« [Les nouvelles lois] abrogent les garanties conférées à la presse en ce qu’elles permettent la saisie et l’arrestation préventive ; elles violent une des règles de notre droit public en ce qu’elles défèrent des délits d’opinion à la justice correctionnelle ; elles violent les principes du droit pénal en ce qu’elles permettent de déclarer complices et associés d’un crime des individus qui n’y ont pas directement et matériellement participé ; elles blessent l’humanité en ce qu’elles peuvent punir des travaux forcés une amitié ou une confidence, et de la relégation un article de journal. (...)

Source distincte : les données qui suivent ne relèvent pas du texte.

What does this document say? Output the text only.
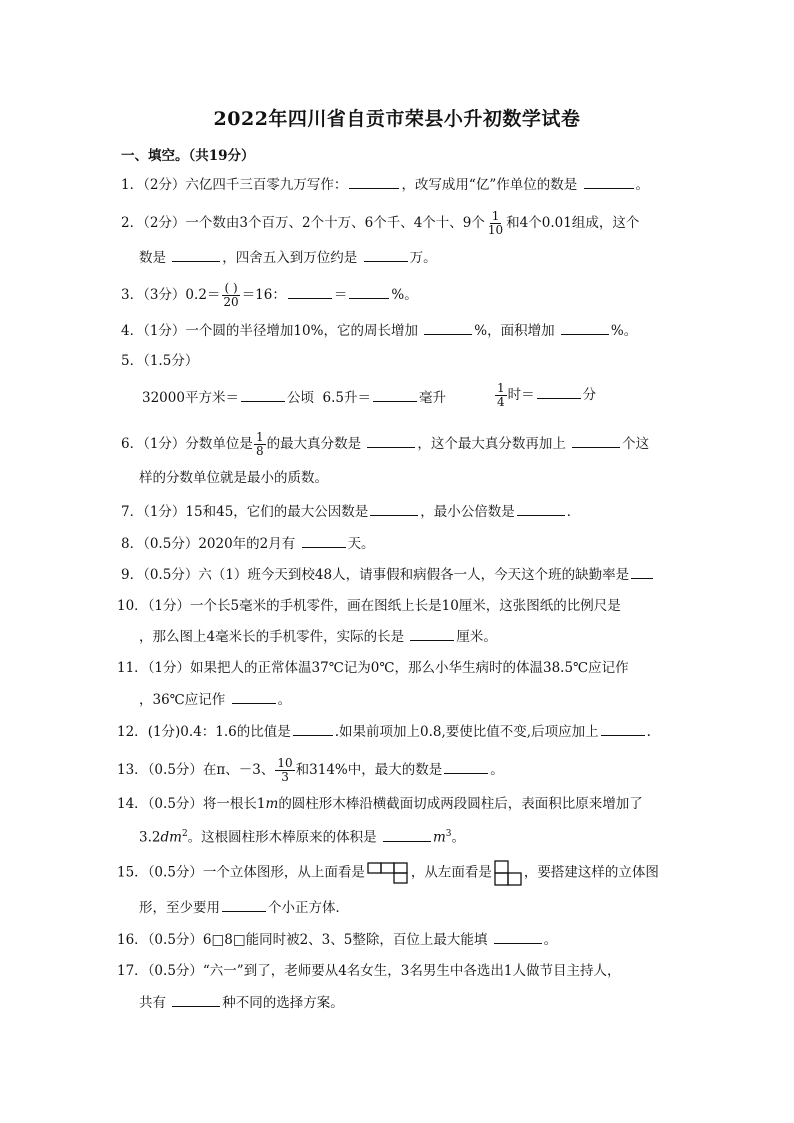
2022年四川省自贡市荣县小升初数学试卷
一、填空。（共19分）
1．（2分）六亿四千三百零九万写作：	，改写成用“亿”作单位的数是	。
2．（2分）一个数由3个百万、2个十万、6个千、4个十、9个 $\frac{1}{10}$ 和4个0.01组成，这个
数是	，四舍五入到万位约是	万。
3．（3分）$0.2= \frac{( )}{20} =16$：	＝	%。
4．（1分）一个圆的半径增加10%，它的周长增加	%，面积增加	%。
5．（1.5分）
32000平方米＝	公顷 6.5升＝	毫升	$\frac{1}{4}$ 时＝	分
6．（1分）分数单位是 $\frac{1}{8}$ 的最大真分数是	，这个最大真分数再加上	个这
样的分数单位就是最小的质数。
7．（1分）15和45，它们的最大公因数是	，最小公倍数是	．
8．（0.5分）2020年的2月有	天。
9．（0.5分）六（1）班今天到校48人，请事假和病假各一人，今天这个班的缺勤率是
10．（1分）一个长5毫米的手机零件，画在图纸上长是10厘米，这张图纸的比例尺是
，那么图上4毫米长的手机零件，实际的长是	厘米。
11．（1分）如果把人的正常体温37℃记为0℃，那么小华生病时的体温38.5℃应记作
，36℃应记作	。
12．(1分)0.4：1.6的比值是	.如果前项加上0.8,要使比值不变,后项应加上	.
13．（0.5分）在π、－3、 $\frac{10}{3}$ 和314%中，最大的数是	。
14．（0.5分）将一根长1m的圆柱形木棒沿横截面切成两段圆柱后，表面积比原来增加了
$3.2dm^2$。这根圆柱形木棒原来的体积是	$m^3$。
15．（0.5分）一个立体图形，从上面看是	，从左面看是 ，要搭建这样的立体图
形，至少要用	个小正方体．
16．（0.5分）6□8□能同时被2、3、5整除，百位上最大能填	。
17．（0.5分）“六一”到了，老师要从4名女生，3名男生中各选出1人做节目主持人，
共有	种不同的选择方案。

Dans ce résumé trop bref, j’aurais voulu apporter encore plus de sécheresse. Les faits suffisent ; ils sont plus éloquents que toutes les indignations. (...) Mais je n’ai pu chasser de ma mémoire ces matins de [septembre 2017], où dans les journaux, dans l’Officiel, nous cherchions avec angoisse si la Chambre avait osé aller jusqu’au bout, si elle n’avait pas eu, tout d’un coup, l’écœurement de son ouvrage, si elle n’avait pas retrouvé devant quelque absurdité trop énorme ou quelle atrocité trop sauvage, cinq minutes de conscience et de courage. Quelle fièvre ! J’ai des haines et des amitiés silencieuses qui datent de ces jours-là.

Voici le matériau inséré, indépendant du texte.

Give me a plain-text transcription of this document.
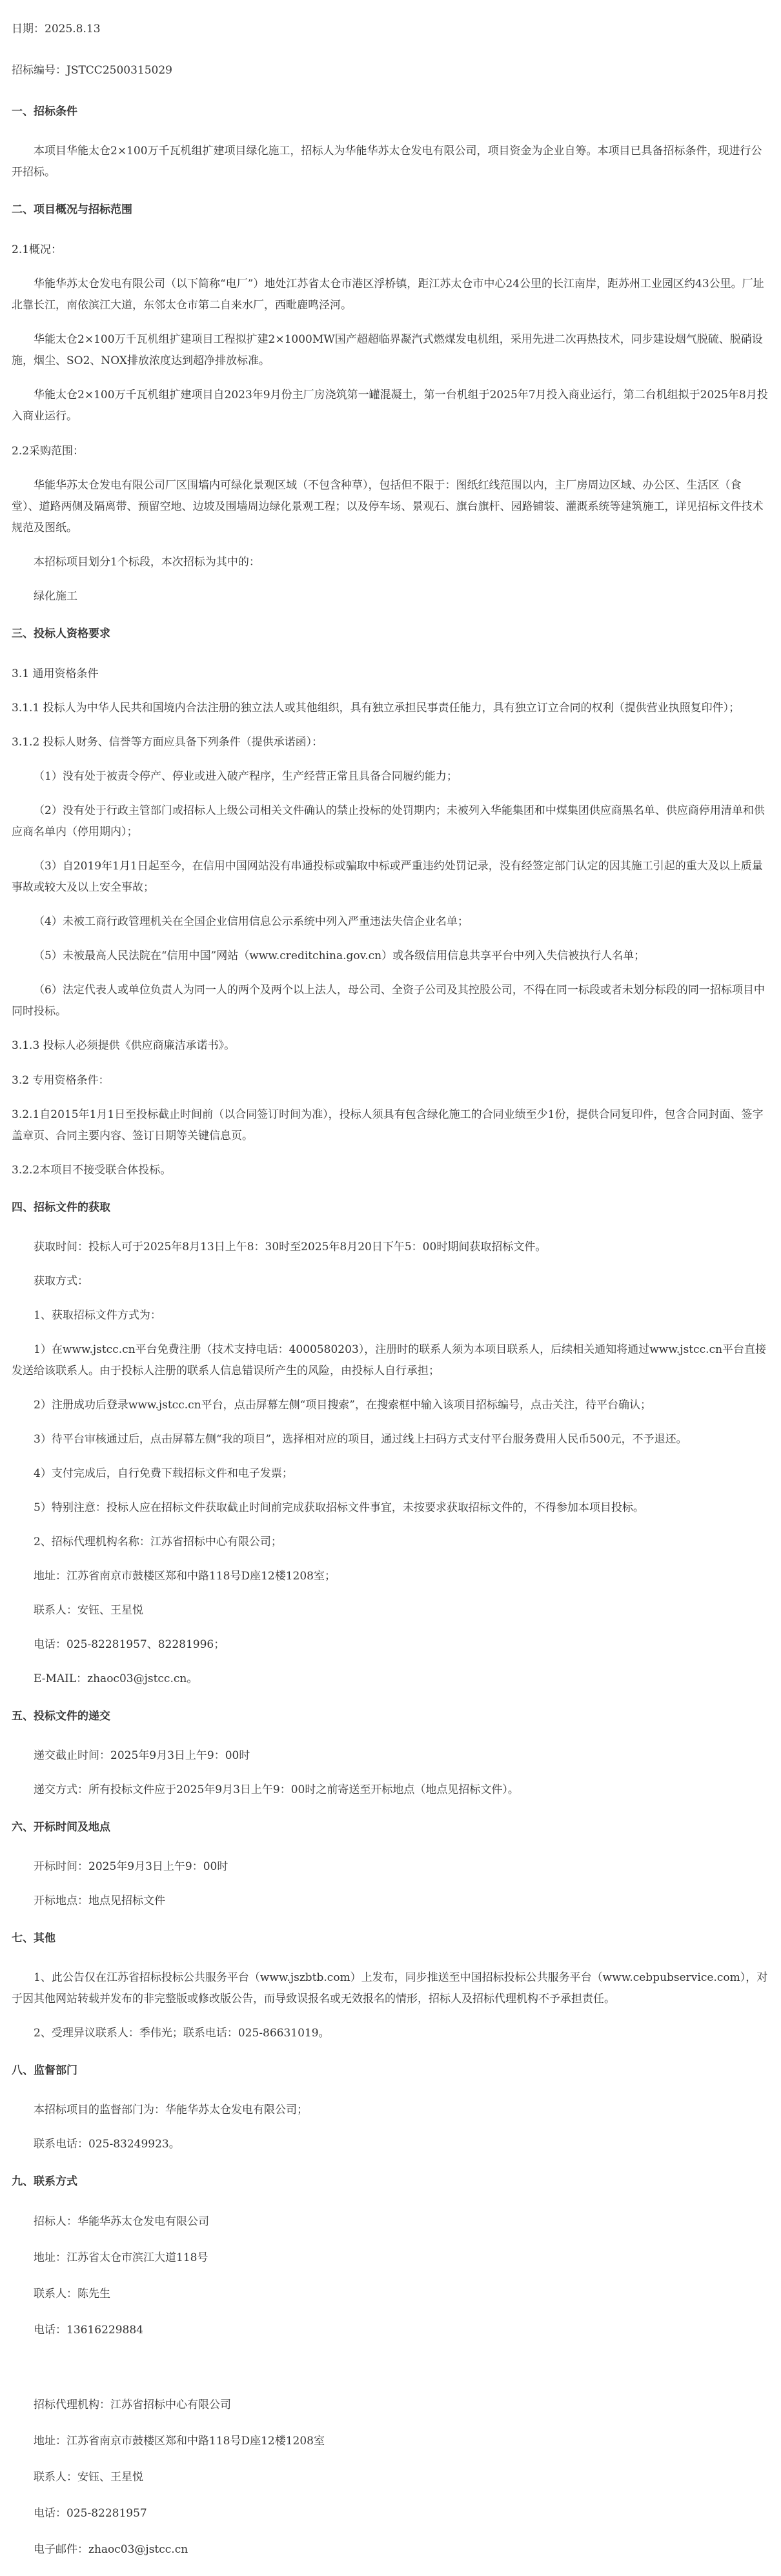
日期：2025.8.13

招标编号：JSTCC2500315029

一、招标条件

本项目华能太仓2×100万千瓦机组扩建项目绿化施工，招标人为华能华苏太仓发电有限公司，项目资金为企业自筹。本项目已具备招标条件，现进行公开招标。

二、项目概况与招标范围

2.1概况：

华能华苏太仓发电有限公司（以下简称“电厂”）地处江苏省太仓市港区浮桥镇，距江苏太仓市中心24公里的长江南岸，距苏州工业园区约43公里。厂址北靠长江，南依滨江大道，东邻太仓市第二自来水厂，西毗鹿鸣泾河。

华能太仓2×100万千瓦机组扩建项目工程拟扩建2×1000MW国产超超临界凝汽式燃煤发电机组，采用先进二次再热技术，同步建设烟气脱硫、脱硝设施，烟尘、SO2、NOX排放浓度达到超净排放标准。

华能太仓2×100万千瓦机组扩建项目自2023年9月份主厂房浇筑第一罐混凝土，第一台机组于2025年7月投入商业运行，第二台机组拟于2025年8月投入商业运行。

2.2采购范围：

华能华苏太仓发电有限公司厂区围墙内可绿化景观区域（不包含种草），包括但不限于：图纸红线范围以内，主厂房周边区域、办公区、生活区（食堂）、道路两侧及隔离带、预留空地、边坡及围墙周边绿化景观工程；以及停车场、景观石、旗台旗杆、园路铺装、灌溉系统等建筑施工，详见招标文件技术规范及图纸。

本招标项目划分1个标段，本次招标为其中的：

绿化施工

三、投标人资格要求

3.1 通用资格条件

3.1.1 投标人为中华人民共和国境内合法注册的独立法人或其他组织，具有独立承担民事责任能力，具有独立订立合同的权利（提供营业执照复印件）；

3.1.2 投标人财务、信誉等方面应具备下列条件（提供承诺函）：

（1）没有处于被责令停产、停业或进入破产程序，生产经营正常且具备合同履约能力；

（2）没有处于行政主管部门或招标人上级公司相关文件确认的禁止投标的处罚期内；未被列入华能集团和中煤集团供应商黑名单、供应商停用清单和供应商名单内（停用期内）；

（3）自2019年1月1日起至今，在信用中国网站没有串通投标或骗取中标或严重违约处罚记录，没有经签定部门认定的因其施工引起的重大及以上质量事故或较大及以上安全事故；

（4）未被工商行政管理机关在全国企业信用信息公示系统中列入严重违法失信企业名单；

（5）未被最高人民法院在“信用中国”网站（www.creditchina.gov.cn）或各级信用信息共享平台中列入失信被执行人名单；

（6）法定代表人或单位负责人为同一人的两个及两个以上法人，母公司、全资子公司及其控股公司，不得在同一标段或者未划分标段的同一招标项目中同时投标。

3.1.3 投标人必须提供《供应商廉洁承诺书》。

3.2 专用资格条件：

3.2.1自2015年1月1日至投标截止时间前（以合同签订时间为准），投标人须具有包含绿化施工的合同业绩至少1份，提供合同复印件，包含合同封面、签字盖章页、合同主要内容、签订日期等关键信息页。

3.2.2本项目不接受联合体投标。

四、招标文件的获取

获取时间：投标人可于2025年8月13日上午8：30时至2025年8月20日下午5：00时期间获取招标文件。

获取方式：

1、获取招标文件方式为：

1）在www.jstcc.cn平台免费注册（技术支持电话：4000580203），注册时的联系人须为本项目联系人，后续相关通知将通过www.jstcc.cn平台直接发送给该联系人。由于投标人注册的联系人信息错误所产生的风险，由投标人自行承担；

2）注册成功后登录www.jstcc.cn平台，点击屏幕左侧“项目搜索”，在搜索框中输入该项目招标编号，点击关注，待平台确认；

3）待平台审核通过后，点击屏幕左侧“我的项目”，选择相对应的项目，通过线上扫码方式支付平台服务费用人民币500元，不予退还。

4）支付完成后，自行免费下载招标文件和电子发票；

5）特别注意：投标人应在招标文件获取截止时间前完成获取招标文件事宜，未按要求获取招标文件的，不得参加本项目投标。

2、招标代理机构名称：江苏省招标中心有限公司；

地址：江苏省南京市鼓楼区郑和中路118号D座12楼1208室；

联系人：安钰、王星悦

电话：025-82281957、82281996；

E-MAIL：zhaoc03@jstcc.cn。

五、投标文件的递交

递交截止时间：2025年9月3日上午9：00时

递交方式：所有投标文件应于2025年9月3日上午9：00时之前寄送至开标地点（地点见招标文件）。

六、开标时间及地点

开标时间：2025年9月3日上午9：00时

开标地点：地点见招标文件

七、其他

1、此公告仅在江苏省招标投标公共服务平台（www.jszbtb.com）上发布，同步推送至中国招标投标公共服务平台（www.cebpubservice.com），对于因其他网站转载并发布的非完整版或修改版公告，而导致误报名或无效报名的情形，招标人及招标代理机构不予承担责任。

2、受理异议联系人：季伟光；联系电话：025-86631019。

八、监督部门

本招标项目的监督部门为：华能华苏太仓发电有限公司；

联系电话：025-83249923。

九、联系方式

招标人：华能华苏太仓发电有限公司

地址：江苏省太仓市滨江大道118号

联系人：陈先生

电话：13616229884

招标代理机构：江苏省招标中心有限公司

地址：江苏省南京市鼓楼区郑和中路118号D座12楼1208室

联系人：安钰、王星悦

电话：025-82281957

电子邮件：zhaoc03@jstcc.cn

Tout le monde avoue que de telles lois n’auraient jamais dû être nos lois, les lois d’une nation républicaine, d’une nation civilisée, d’une nation probe. Elles suent la tyrannie, la barbarie et le mensonge. Tout le monde le sait, tout le monde le reconnaît ; ceux qui l’ont votée l’avouaient eux-mêmes. Combien de temps vont-elles rester encore dans nos Codes ?
On sait à qui nous les devons. Je ne m’inquiète pas d’un [Valls] ou d’un [Hollande] sans importance. Ils ont déjà disparu. Mais les ministres qui les ont conçues, qui ont profité d’un moment d’horreur et d’affolement pour les imposer, qui ont fait subir jusqu’au bout à une Chambre obéissante leur menace sous condition ? J’ai dit leurs noms, je les répète : [avant Macron], avec le garde des sceaux [Belloubet] [et le ministre de l’intérieur Gérard Collomb], il y eut [Cazeneuve], [Le Roux], [Fekl], (...) Dans le débat, ne trouve-t-on pas tous les noms de la République néo-opportuniste ?

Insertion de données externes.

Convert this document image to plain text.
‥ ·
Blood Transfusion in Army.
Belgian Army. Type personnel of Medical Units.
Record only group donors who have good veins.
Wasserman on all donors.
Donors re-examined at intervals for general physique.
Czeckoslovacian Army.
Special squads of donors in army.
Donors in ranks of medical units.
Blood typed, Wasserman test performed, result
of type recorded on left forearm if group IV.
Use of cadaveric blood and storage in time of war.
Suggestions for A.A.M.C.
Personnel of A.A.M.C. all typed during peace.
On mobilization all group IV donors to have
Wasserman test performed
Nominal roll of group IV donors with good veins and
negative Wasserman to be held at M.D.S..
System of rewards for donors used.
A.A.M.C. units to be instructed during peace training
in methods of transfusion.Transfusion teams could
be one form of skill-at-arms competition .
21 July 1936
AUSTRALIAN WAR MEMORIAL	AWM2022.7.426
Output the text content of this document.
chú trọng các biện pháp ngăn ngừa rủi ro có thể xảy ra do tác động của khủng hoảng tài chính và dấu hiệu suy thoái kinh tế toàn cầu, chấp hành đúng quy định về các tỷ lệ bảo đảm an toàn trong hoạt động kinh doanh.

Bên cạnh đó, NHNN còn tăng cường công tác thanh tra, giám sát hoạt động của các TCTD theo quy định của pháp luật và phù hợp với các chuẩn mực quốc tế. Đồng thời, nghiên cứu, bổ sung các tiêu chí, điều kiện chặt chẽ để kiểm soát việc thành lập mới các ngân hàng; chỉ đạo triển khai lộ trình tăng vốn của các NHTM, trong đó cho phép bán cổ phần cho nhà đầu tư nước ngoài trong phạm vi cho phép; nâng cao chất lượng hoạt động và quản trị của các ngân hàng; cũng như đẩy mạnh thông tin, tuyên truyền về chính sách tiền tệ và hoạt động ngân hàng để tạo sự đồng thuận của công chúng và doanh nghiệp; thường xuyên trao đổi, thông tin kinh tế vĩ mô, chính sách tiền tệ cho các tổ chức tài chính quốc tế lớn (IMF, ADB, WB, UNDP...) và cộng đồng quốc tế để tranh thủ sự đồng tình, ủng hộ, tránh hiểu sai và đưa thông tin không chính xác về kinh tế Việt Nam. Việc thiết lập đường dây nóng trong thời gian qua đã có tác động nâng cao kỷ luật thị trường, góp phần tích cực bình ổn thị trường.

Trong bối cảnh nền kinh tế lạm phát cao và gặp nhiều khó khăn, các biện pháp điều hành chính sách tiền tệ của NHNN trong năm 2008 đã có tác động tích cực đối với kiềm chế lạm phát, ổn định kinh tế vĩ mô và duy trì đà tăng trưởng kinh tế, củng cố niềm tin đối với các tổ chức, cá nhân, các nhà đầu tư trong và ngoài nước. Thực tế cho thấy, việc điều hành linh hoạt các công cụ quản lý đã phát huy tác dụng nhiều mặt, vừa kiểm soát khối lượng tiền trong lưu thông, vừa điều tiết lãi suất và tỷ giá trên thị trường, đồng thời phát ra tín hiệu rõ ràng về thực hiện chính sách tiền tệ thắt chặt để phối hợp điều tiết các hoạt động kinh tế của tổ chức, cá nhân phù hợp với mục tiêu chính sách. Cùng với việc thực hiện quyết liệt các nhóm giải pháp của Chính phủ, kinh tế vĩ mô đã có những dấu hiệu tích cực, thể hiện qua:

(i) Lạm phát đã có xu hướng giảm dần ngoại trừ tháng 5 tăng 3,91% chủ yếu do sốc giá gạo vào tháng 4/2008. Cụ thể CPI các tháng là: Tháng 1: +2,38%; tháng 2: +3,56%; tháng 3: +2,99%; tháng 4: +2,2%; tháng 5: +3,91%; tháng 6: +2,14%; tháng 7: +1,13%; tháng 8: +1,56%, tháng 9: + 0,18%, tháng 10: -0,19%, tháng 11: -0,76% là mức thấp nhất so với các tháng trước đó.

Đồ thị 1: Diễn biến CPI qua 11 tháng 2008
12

Est-ce que, s’il reste des républicains dans la République, ces hommes-là ne devraient pas toujours rester marqués, flétris, honnis ? Mais nous n’avons plus la vigueur des grandes haines ; nous pardonnons, nous oublions. (...)
Quoiqu’il en soit, il y a un devoir impérieux, immédiat, pour cette Chambre : abroger [ces lois]. On verra le parti qu’ont pu en tirer les gouvernements, l’usage qu’hier on en faisait encore. Cela ne peut plus durer. (...) Que les républicains y songent, ils n’ont plus beaucoup de fautes à commettre. Pour un parti qui se vante d’avoir des principes, ce sont des grandes fautes que les petites habiletés. Personne n’y tient plus, à ces lois, personne ne les défend plus, et les juristes de l’avenir ne se plaindront pas de ne pas les avoir connues. Je sais bien que dans deux ou trois ans elles ne serviront peut-être plus. Mais elles ont déjà trop servi. Et surtout, il ne faut pas qu’une réaction de demain s’en serve. »
Les lois dont il est question dans le discours d’origine de Blum ont gardé le nom de « lois scélérates ». Elles n’ont été abrogées qu’en 1992.